Les effets de la première guerre mondiale sur le genre: les femmes sur tous les fronts
Les femmes dans l’économie de guerre :
Le départ des soldats provoque au sein des familles des situations financières dramatiques; l’État adopte une politique d’assistance : le 5 août, une allocation – faible – pour les femmes de mobilisés est créée, dans le but officiel non de subvenir aux besoins des familles, mais de soutenir le moral des poilus ! La mobilisation des hommes rend nécessaire le recours aux femmes pour faire marcher l’économie, dès que la guerre s’avère longue et que l’appel à des hommes (mobilisés pour l’industrie et main-d’œuvre étrangère) ne suffit plus. La mobilisation des femmes dans l’industrie se fait donc tardivement et lentement. Elle est rapide, par nécessité, dans l’agriculture, dès le 7 août 1914, au moment de la moisson. Le travail féminin ne donne pas lieu au cours du conflit à la mise en place de structures qui l’organiseraient et le contrôleraient; l’État se contente d’accorder des subventions à des organisations qui œuvrent en ce sens, et les femmes ont peu recours aux offices départementaux, mis en place par le ministère du Travail en 1915.
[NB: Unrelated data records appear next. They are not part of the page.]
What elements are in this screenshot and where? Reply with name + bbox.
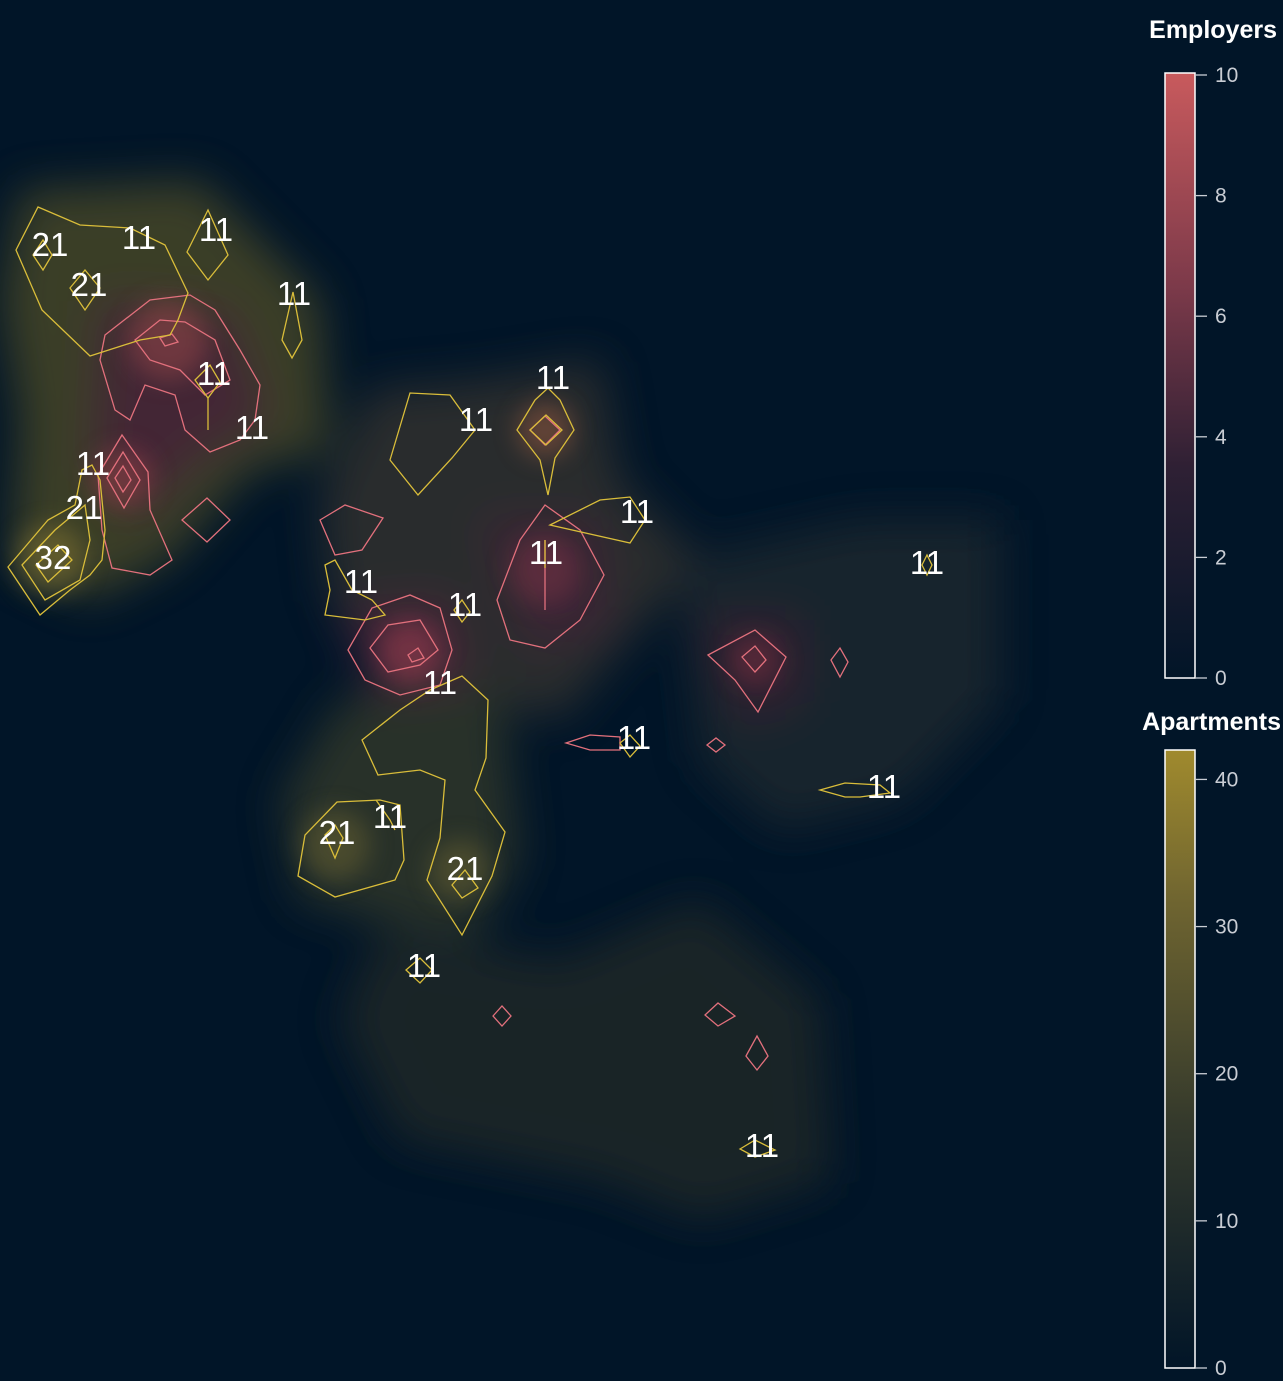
legend-employers-ticks: 0 2 4 6 8 10 [1195,64,1238,690]
count-label: 21 [447,850,484,887]
apartments-contour [451,868,479,899]
apartments-contour [281,291,303,360]
count-label: 11 [407,947,441,984]
count-label: 11 [122,219,156,256]
employers-contour [407,647,425,663]
heat-glow-layer [0,180,1000,1220]
employers-contour [745,1034,769,1072]
apartments-contour [15,206,189,357]
count-label: 21 [66,489,103,526]
apartments-contour [35,544,73,583]
count-label: 11 [620,493,654,530]
count-label: 11 [76,445,110,482]
legend-apartments: Apartments 0 10 20 30 40 [1142,708,1281,1380]
apartments-contour [194,363,221,400]
count-label: 11 [617,719,651,756]
employers-contour [830,646,849,679]
apartments-contour [324,823,344,860]
legend-employers-tick-label: 2 [1215,546,1227,569]
count-label: 11 [745,1127,779,1164]
count-label: 21 [32,226,69,263]
employers-contour [705,737,727,753]
count-label: 21 [71,266,108,303]
count-label: 32 [35,539,72,576]
employers-contour [706,629,787,714]
legend-apartments-title: Apartments [1142,708,1281,736]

Des paysannes devenues paysans…
Répondant donc à l’appel de René Viviani afin que les femmes remplacent « sur le champ du travail ceux qui sont sur le champ de bataille » et, sans doute plus encore, à l’urgence de la moisson, les paysannes suppléent l’absence des 1 500 000 travailleurs (sur 5 200 000) appelés au front, chiffre qui croît avec les années de conflit : en 1918, 60 % des agriculteurs sont au combat. Voilà les paysannes contraintes de sortir de leurs tâches habituelles, obligées de prendre des décisions, même si par courrier leurs maris essaient de les conseiller. Les mesures adoptées par le gouvernement (création d’un Office national de la terre, recours aux prisonniers de guerre) sont insuffisantes ; la réquisition des animaux alourdit et complique la tâche des femmes qui, dans les cas extrêmes, sont obligées de s’atteler à la charrue. La solidarité villageoise fonctionne mais connaît aussi ses limites. Un nouveau rapport entre les paysannes et les machines, qu’utilisaient le plus souvent uniquement les hommes, s’instaure. Si les femmes manient la charrue, elles ont tôt fait de comprendre que la mécanisation rend caduque la différence musculaire entre les sexes ; aussi celles qui en ont les moyens s’engagent-elles dans la mécanisation, que conseille du reste le gouvernement (moissonneuse américaine McCormick, batteuse de la société française Voiron). Cette amélioration – effet inattendu de la guerre – ne concerne que les exploitations les plus aisées ou celles qui se regroupent. Pour les femmes des fermes modestes, surtout celles qui n’ont pas de personnel, le travail des champs est surtout synonyme de désarroi, de solitude, de surmenage, d’accidents. La prise de responsabilités et la liberté des femmes sont limitées par la morale villageoise et familiale qui délègue aux hommes, trop âgés ou trop jeunes pour être au combat, l’autorité patriarcale des absents et attend des femmes qu’elles soient les gardiennes des mœurs et de la tradition.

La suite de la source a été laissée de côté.